Interestingly, there is currently no unified consensus on the core functional positioning of youth promotion centers in the industry. Two groups of practitioners have been arguing for almost three years and still have no conclusion. One group comes from the public health system and believes that the core task of the youth promotion center is to conduct universal screening. It must collect all the data on the vision, scoliosis, mental health, and nutritional status of all primary and secondary school students in the jurisdiction, and establish a unified youth health file. Early detection and early intervention are enough. This is what the center in Longgang, Shenzhen, does. Last year, it screened 120,000 school students, and more than 8,000 positive cases of scoliosis were screened, 70% of which were mild. Timely intervention does not require surgery at all, and the efficiency is more than ten times higher than scattered clinics in hospitals. The other group is people who have a background in grassroots services. They feel that it is useless to just accumulate a lot of data. To be real, they have to implement and provide accessible services. The center in Jinjiang, Chengdu, directly opened an "after-school health care class", accepting children who were not picked up after school from 4:30 to 6:30 in the afternoon. 20 minutes of spinal exercises and distance training were inserted between homework assignments. The psychological teacher was in class throughout the class. Children can talk about emotional problems on the spot. They also opened a free parent-child communication workshop. People in this group always say, "You screen out a thousand short-sighted children, and the parents don't have time to take them to get glasses or make corrections. In the end, isn't the data just a piece of waste paper lying on the server?" ”. In fact, there is no need to argue about right or wrong now. Both models have achieved good results, and there is no need to establish unified national standards.
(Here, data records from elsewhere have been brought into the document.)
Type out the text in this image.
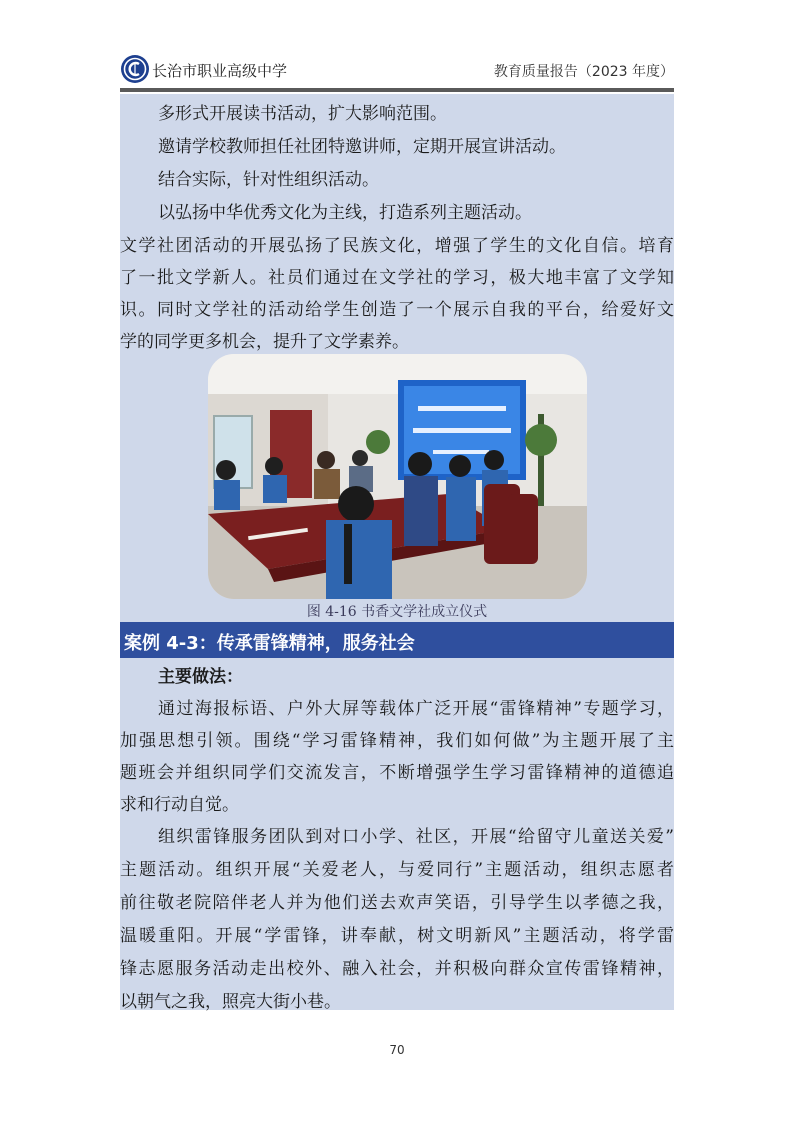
长治市职业高级中学	教育质量报告（2023 年度）
多形式开展读书活动，扩大影响范围。
邀请学校教师担任社团特邀讲师，定期开展宣讲活动。
结合实际，针对性组织活动。
以弘扬中华优秀文化为主线，打造系列主题活动。
文学社团活动的开展弘扬了民族文化，增强了学生的文化自信。培育
了一批文学新人。社员们通过在文学社的学习，极大地丰富了文学知
识。同时文学社的活动给学生创造了一个展示自我的平台，给爱好文
学的同学更多机会，提升了文学素养。
图 4-16 书香文学社成立仪式
案例 4-3：传承雷锋精神，服务社会
主要做法：
通过海报标语、户外大屏等载体广泛开展“雷锋精神”专题学习，
加强思想引领。围绕“学习雷锋精神，我们如何做”为主题开展了主
题班会并组织同学们交流发言，不断增强学生学习雷锋精神的道德追
求和行动自觉。
组织雷锋服务团队到对口小学、社区，开展“给留守儿童送关爱”
主题活动。组织开展“关爱老人，与爱同行”主题活动，组织志愿者
前往敬老院陪伴老人并为他们送去欢声笑语，引导学生以孝德之我，
温暖重阳。开展“学雷锋，讲奉献，树文明新风”主题活动，将学雷
锋志愿服务活动走出校外、融入社会，并积极向群众宣传雷锋精神，
以朝气之我，照亮大街小巷。
70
Of course, there are still only a few people who have passed the mode, and youth promotion centers in more places are still stepping into the trap. I have seen many places that just hang a sign, and there is only a desk and a stack of brochures in the office. They hold two "Healthy on Campus" leaflet distribution activities throughout the year. It is a complete empty shell. ; In other places, in order to cooperate with commercial organizations to meet KPIs, they sell vision correction devices and spinal correction belts worth several thousand yuan to parents after screening, which in turn damages the reputation. To be honest, the biggest problem is the lack of personnel. There are too few comprehensive talents who understand both adolescent psychology and public health management, and can communicate smoothly with schools and parents. Many center staff are temporarily seconded from disease control and hospitals. One person has to manage the health data of tens of thousands of students, which is too busy for one person.

Last week I had dinner with Director Zhang of Shanghai Yangpu Youth Promotion Center. He said that after working for four years, he still had no idea what the organization would eventually look like. Anyway, he was just trying to cross the river by feeling for the stones. Today, if a child is addicted to games, he would set up an anti-addiction group. If he found that a student has a lot of scoliosis tomorrow, he would set up a rehabilitation training camp. How can he help the child? What I am saying is that for teenage children, health involves many physical, psychological, and environmental dimensions. There is no standardized answer. It is a good thing if the gaps can be repaired.